Another one was saying that those jokes should become off limits in their dorm, because they had friends that were dying over there.

This turned into a big moral discussion about war in general.

I returned the bookmark to between pages 85 and 86, and then went to the Bhagavad Gita.

The latter book, I just skip around in, it has no bookmark. So, I decided that I would go from where I was in the Conroy book, page 85, to the same one in it.

True to form, it seems, that page was all about the morality of war and violence, and touched upon the same subjects that the plebes had been talking about in Lords of Discipline. Leave it to the Bhagavad Gita to be part of such a "coincidence," which no longer surprises me.

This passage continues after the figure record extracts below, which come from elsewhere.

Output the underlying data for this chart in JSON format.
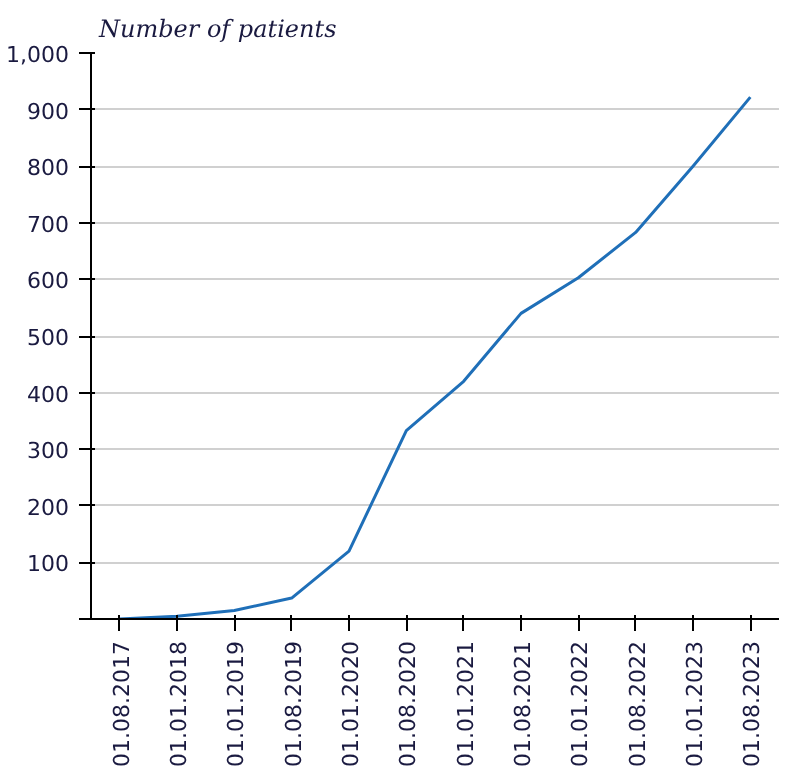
{
  "chart_data": {
    "type": "line",
    "ylabel": "Number of patients",
    "categories": [
      "01.08.2017",
      "01.01.2018",
      "01.01.2019",
      "01.08.2019",
      "01.01.2020",
      "01.08.2020",
      "01.01.2021",
      "01.08.2021",
      "01.01.2022",
      "01.08.2022",
      "01.01.2023",
      "01.08.2023"
    ],
    "series": [
      {
        "color": "#1f6fb8",
        "values": [
          0,
          5,
          15,
          37,
          120,
          333,
          420,
          540,
          603,
          683,
          800,
          922
        ]
      }
    ],
    "ylim": [
      0,
      1000
    ],
    "yticks": [
      {
        "value": 0,
        "label": null
      },
      100,
      200,
      300,
      400,
      500,
      600,
      700,
      800,
      900,
      {
        "value": 1000,
        "label": "1,000"
      }
    ],
    "grid": "y",
    "marker": "none",
    "line_style": "solid"
  }
}
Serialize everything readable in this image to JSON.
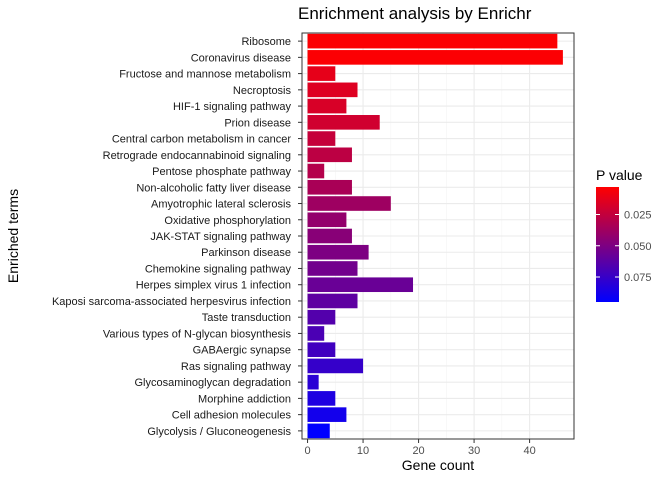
{
  "chart_data": {
    "type": "bar",
    "orientation": "horizontal",
    "title": "Enrichment analysis by Enrichr",
    "xlabel": "Gene count",
    "ylabel": "Enriched terms",
    "xlim": [
      -1,
      48
    ],
    "x_ticks": [
      0,
      10,
      20,
      30,
      40
    ],
    "grid": true,
    "legend": {
      "title": "P value",
      "placement": "right",
      "ticks": [
        0.025,
        0.05,
        0.075
      ],
      "tick_labels": [
        "0.025",
        "0.050",
        "0.075"
      ],
      "range": [
        0.003,
        0.095
      ],
      "color_low_p": "#ff0000",
      "color_high_p": "#0000ff"
    },
    "categories": [
      "Ribosome",
      "Coronavirus disease",
      "Fructose and mannose metabolism",
      "Necroptosis",
      "HIF-1 signaling pathway",
      "Prion disease",
      "Central carbon metabolism in cancer",
      "Retrograde endocannabinoid signaling",
      "Pentose phosphate pathway",
      "Non-alcoholic fatty liver disease",
      "Amyotrophic lateral sclerosis",
      "Oxidative phosphorylation",
      "JAK-STAT signaling pathway",
      "Parkinson disease",
      "Chemokine signaling pathway",
      "Herpes simplex virus 1 infection",
      "Kaposi sarcoma-associated herpesvirus infection",
      "Taste transduction",
      "Various types of N-glycan biosynthesis",
      "GABAergic synapse",
      "Ras signaling pathway",
      "Glycosaminoglycan degradation",
      "Morphine addiction",
      "Cell adhesion molecules",
      "Glycolysis / Gluconeogenesis"
    ],
    "values": [
      45,
      46,
      5,
      9,
      7,
      13,
      5,
      8,
      3,
      8,
      15,
      7,
      8,
      11,
      9,
      19,
      9,
      5,
      3,
      5,
      10,
      2,
      5,
      7,
      4
    ],
    "p_values": [
      0.004,
      0.004,
      0.012,
      0.015,
      0.017,
      0.02,
      0.024,
      0.027,
      0.03,
      0.034,
      0.038,
      0.042,
      0.046,
      0.05,
      0.054,
      0.057,
      0.061,
      0.065,
      0.068,
      0.072,
      0.076,
      0.08,
      0.084,
      0.088,
      0.095
    ]
  }
}
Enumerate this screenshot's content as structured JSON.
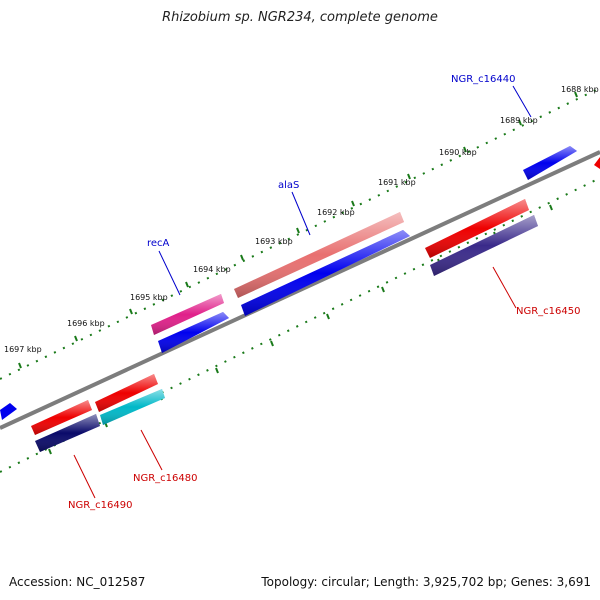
{
  "title": "Rhizobium sp. NGR234, complete genome",
  "footer": {
    "accession": "Accession: NC_012587",
    "topology": "Topology: circular; Length: 3,925,702 bp; Genes: 3,691"
  },
  "ruler": {
    "unit": "kbp",
    "ticks": [
      "1688 kbp",
      "1689 kbp",
      "1690 kbp",
      "1691 kbp",
      "1692 kbp",
      "1693 kbp",
      "1694 kbp",
      "1695 kbp",
      "1696 kbp",
      "1697 kbp"
    ]
  },
  "colors": {
    "backbone": "#808080",
    "ruler": "#1a7a1a",
    "label_forward": "#0000cc",
    "label_reverse": "#cc0000"
  },
  "labels": {
    "recA": "recA",
    "alaS": "alaS",
    "c16440": "NGR_c16440",
    "c16450": "NGR_c16450",
    "c16480": "NGR_c16480",
    "c16490": "NGR_c16490"
  }
}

Krishna says, by the way, that when a murdered is hanged, the king is doing him a favor by dissolving his bad karma and helping along in his next life. I wished I could have gone back to the dorm in the Conroy book and enlightened the plebes with that.

Then, while playing with Harold the cat, whose fir matches the cover of the Bhagavad Gita, my attention was drawn to the small pile of stuff that Travis Blain had left against the wall in my place. I moved a pillow off the top of a milk crate to discover that he had left a few of the "Dune" series of books by Frank Herbert (not contiguous, of course, because they were left by Travis Blain, who is "a few volumes short of a series" himself, and pretty much useless to me, unless I wanted to begin reading Return to Dune; the final episode, or whatever) the Edgar Alan Poe Review, and a book on Scientology.

I felt like I was becoming more scholarly, at the expense of having not gone out and made any money that night, which was some consolation. I had to stop and look up some words like "fustian" while reading the Poe Review.

It was one day after I had posted to my blog about a bugle blowing "revelry," I think was the word I used, that I saw the very same thing spelled "reveille" (a French word) somewhere, and had intended to go back and fix it, but haven't yet.

I had to smile, because, Alex In California, who plays the bugle, and who has called me out over my occasional misspelled words, would be sure to catch that one! I suppose he has come to expect such things in this fustian blog of mine.